LIVE FROM GSMA MOBILE 360 SERIES – AFRICA: Jon Fredrik Baksass, chairman of the GSMA, this morning provided an update on how the mobile operator association intends to position its work in developing markets, noting that to date there “is great progress for sure, but there is much to be done”.
“The mobile ecosystem as led by operators will continue to address all the barriers that prevent the underserved from gaining access to the internet, especially women, low-income people, rural and youth communities. These barriers and thresholds are being lowered around us all the time, but there is still a lot of work to be done,” he said.
“I’m proud to say the GSMA Mobile for Development organisation has played a crucial role in bringing together operators, donors and ecosystem players to deliver these life-enhancing mobile services for underserved segments of the population around the world,” Baksaas continued.
The GSMA chairman said that going forward, its Mobile for Development programme “will increasingly focus its efforts on three key enablers” – connectivity, mobile money and identity for the unregistered.
Starting with connectivity, Baksaas noted that while mobile broadband networks cover 76 per cent of the world’s population, this means that “nearly one quarter of the world’s population is still not there”. In developing markets, only 30 per cent of the population has mobile internet access, he noted.
To address this, it will be necessary to extend network coverage to remote, off-grid locations, which could require public and private collaboration, as well as industry efforts. Affordability is also a key issue, with a key issue in cost reduction being “ensuring that mobile internet devices and data plans are not subject to restrictive government taxes and fees”.
User education is another key factor, bridging “the digital skills gap and internet awareness”. “When people see the effect of connectivity, they want it,” Baksass said.
And the need for locally-relevant mobile internet content was also highlighted, ensuring content is available on as many devices as possible, in the correct language, relevant to the needs of local users.
Mobile Money has already been one of the key topics here at M360 Africa, with the continent tagged “a clear success story for the industry.” Some 52 per cent of the world’s services are here in Sub-Saharan Africa, with 137 live services in 38 countries across the region.
But Baksaas noted that in most markets, mobile money usage continues to be dominated by two types of transactions: person-to-person transfer and airtime top-ups. “Deeper impact on financial inclusion can only be achieved if we develop new use cases that widen the use”, he said.
GSMA has received an additional $9.4 million funding from the Bill & Melinda Gates Foundation, Mastercard Foundation and Omidyar Network to launch the third phase of the Mobile Money Programme, for a 3-year period to 2018.
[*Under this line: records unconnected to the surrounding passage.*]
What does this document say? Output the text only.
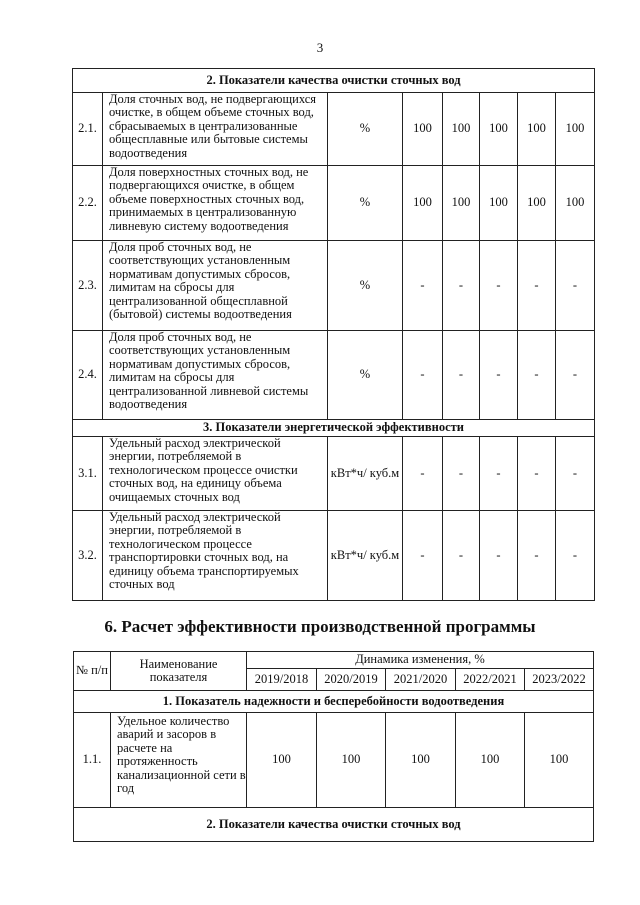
3
2. Показатели качества очистки сточных вод							
2.1.	Доля сточных вод, не подвергающихся очистке, в общем объеме сточных вод, сбрасываемых в централизованные общесплавные или бытовые системы водоотведения	%	100	100	100	100	100
2.2.	Доля поверхностных сточных вод, не подвергающихся очистке, в общем объеме поверхностных сточных вод, принимаемых в централизованную ливневую систему водоотведения	%	100	100	100	100	100
2.3.	Доля проб сточных вод, не соответствующих установленным нормативам допустимых сбросов, лимитам на сбросы для централизованной общесплавной (бытовой) системы водоотведения	%	-	-	-	-	-
2.4.	Доля проб сточных вод, не соответствующих установленным нормативам допустимых сбросов, лимитам на сбросы для централизованной ливневой системы водоотведения	%	-	-	-	-	-
3. Показатели энергетической эффективности							
3.1.	Удельный расход электрической энергии, потребляемой в технологическом процессе очистки сточных вод, на единицу объема очищаемых сточных вод	кВт*ч/ куб.м	-	-	-	-	-
3.2.	Удельный расход электрической энергии, потребляемой в технологическом процессе транспортировки сточных вод, на единицу объема транспортируемых сточных вод	кВт*ч/ куб.м	-	-	-	-	-
6. Расчет эффективности производственной программы
№ п/п	Наименование показателя	Динамика изменения, %				
		2019/2018	2020/2019	2021/2020	2022/2021	2023/2022
1. Показатель надежности и бесперебойности водоотведения						
1.1.	Удельное количество аварий и засоров в расчете на протяженность канализационной сети в год	100	100	100	100	100
2. Показатели качества очистки сточных вод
Finally, the GSMA chairman noted that “official identity is a prerequisite for social and economic development; the ability to prove that you are the one that you say you are, and have this authenticated when interacting with government or private companies, is critical to accessing services such as healthcare, education, employment and financial services,” he said.
According to Unicef estimates, only 44 per cent of children in Sub-Saharan Africa are registered at birth.
The mobile industry can play a role here, Baksaas said, by working with partners to use its reach to bridge the gap. He cited projects that are already underway in Uganda and Tanzania.
While connectivity, mobile money and identity represent the main focus areas of Mobile for Development, other efforts such as mHealth, mAgri and the Connected Women programme will continue to be supported.